If your home has good, solid bones but is being let down by an ugly red brick exterior, or something equally as unattractive, there is a simple and stylish solution: rendering
“We get a lot of calls from homeowners who say that their house looks great on the inside, but they need to update the outside appearance,” explains John Thompson, owner of Perth-based wall-coating specialists Regal Rendering. “Render straightens out walls and gives surfaces a flat finish, so you can instantly change the look of a house or apartment block.”
Angela Erini, a renovation specialist and editor of www.homesite.com.au, agrees. “There are obvious aesthetic benefits from rendering. It modernises older homes and makes them more visually appealing,” she says. “This is great if you just want to spruce up your home or if you are rendering it in preparation for selling.”
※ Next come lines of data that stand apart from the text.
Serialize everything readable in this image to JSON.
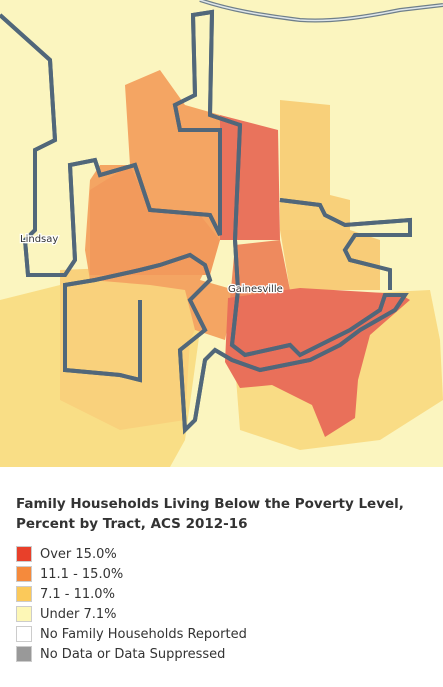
{
  "map": {
    "labels": [
      "Lindsay",
      "Gainesville"
    ]
  },
  "legend": {
    "title": "Family Households Living Below the Poverty Level, Percent by Tract, ACS 2012-16",
    "items": [
      {
        "label": "Over 15.0%",
        "color": "#e8402a"
      },
      {
        "label": "11.1 - 15.0%",
        "color": "#f58a3c"
      },
      {
        "label": "7.1 - 11.0%",
        "color": "#fbc95a"
      },
      {
        "label": "Under 7.1%",
        "color": "#fdf7b6"
      },
      {
        "label": "No Family Households Reported",
        "color": "#ffffff"
      },
      {
        "label": "No Data or Data Suppressed",
        "color": "#999999"
      }
    ]
  }
}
In terms of adding value to a property, Erini says that rendering is a definite winner. “If homeowners choose the right colour, much like painting, substantial value can be added,” she explains. “Homeowners should also remember that updating other fittings, such as powder-coating windows or garage doors, will complete the look.”
According to Thompson, a good rendering job can pay great dividends. “Whatever you spent on your rendering you will get back three — and sometimes up to five — times,” he estimates. “It’s definitely a worthwhile outlay if you are planning to sell.”
As well as instantly improving your home’s appearance and adding value, render has the ability to help prevent corrosion caused by the sun, wind, rain, frost and sea salt.
“If you live near the ocean, you can help to prevent corrosion by using a high-performance acrylic render, as it has a membrane base that stops the salt from eating the mortar away,” explains Mike Haakman of the Sydney-based Haakman Group, which specialises in cement rendering and texture coating. “Acrylic render is more expensive, but it is long lasting and you can also include a waterproof additive to further protect the building.”
When it comes to colour and finish you are absolutely spoilt for choice as render can be tinted to practically any hue and you can opt for smooth or brushed finishes (see box). And aside from raw red or light or dark brick, render can be used to cover up painted brick, blueboard and fibro.
“We renovate a lot of fibro homes and the average cost is around $5000,” says Haakman. “It’s quite a bit cheaper than cladding and can dramatically transform your home.”
As an added bonus, a rendered surface requires minimal upkeep. “Cleaning can be done with a low water-pressure cleaner every couple of years,” Haakman adds.
Once you’ve decided that rendering is the best option for your home, you need to find someone who can do the job properly. Personal referral is always a good way to go, or you can find a qualified renderer by visiting www.homesite.com.au and placing the word ‘rendering’ in the search box, along with your local area.
When calling tradesmen out for a rendering quote, be very clear in your line of questioning. You will need to know the following:
• Which product is being recommended and what the exact features of that product are — for example, is it a traditional sand and cement mixture or is it a sand-based acrylic product?
• Which finish would be recommended for the style of the home.
• How many coats of the product will be applied.
• If angles are being used for the corners to ensure a clean finish.
• If one product will be used for the whole job.
• If the product is guaranteed by the manufacturer.
• How long the work is guaranteed for and what the procedure would be if a crack appeared in the render.
“The best way to judge a tradesman’s workmanship is to see his work,” suggests Erini. “After all, you wouldn’t buy a piece of art without first seeing other works by that artist!”
As renovation specialist Angela Erini points out, there are several types of rendering finishes to consider:
• Bagging: Traditionally used for mud-brick homes, the bagging mix is comprised of a wet paste of sand, cement and water and is applied using a damp Hessian cloth. The result is a smooth and flat finish.
• Brush finish: This is achieved by first wetting a banister brush or broom then dipping it into the bagging mix and applying it to the wall in a circular motion.
• Swirling, straight or box-weave patterns: These finishes can be achieved by experimenting with the direction of the applicator. Trowels, rollers and brushes are used to achieve these looks.
• Spraying: In this modern method the render is literally sprayed onto the surface. Spraying is far less labour-intensive than the traditional techniques.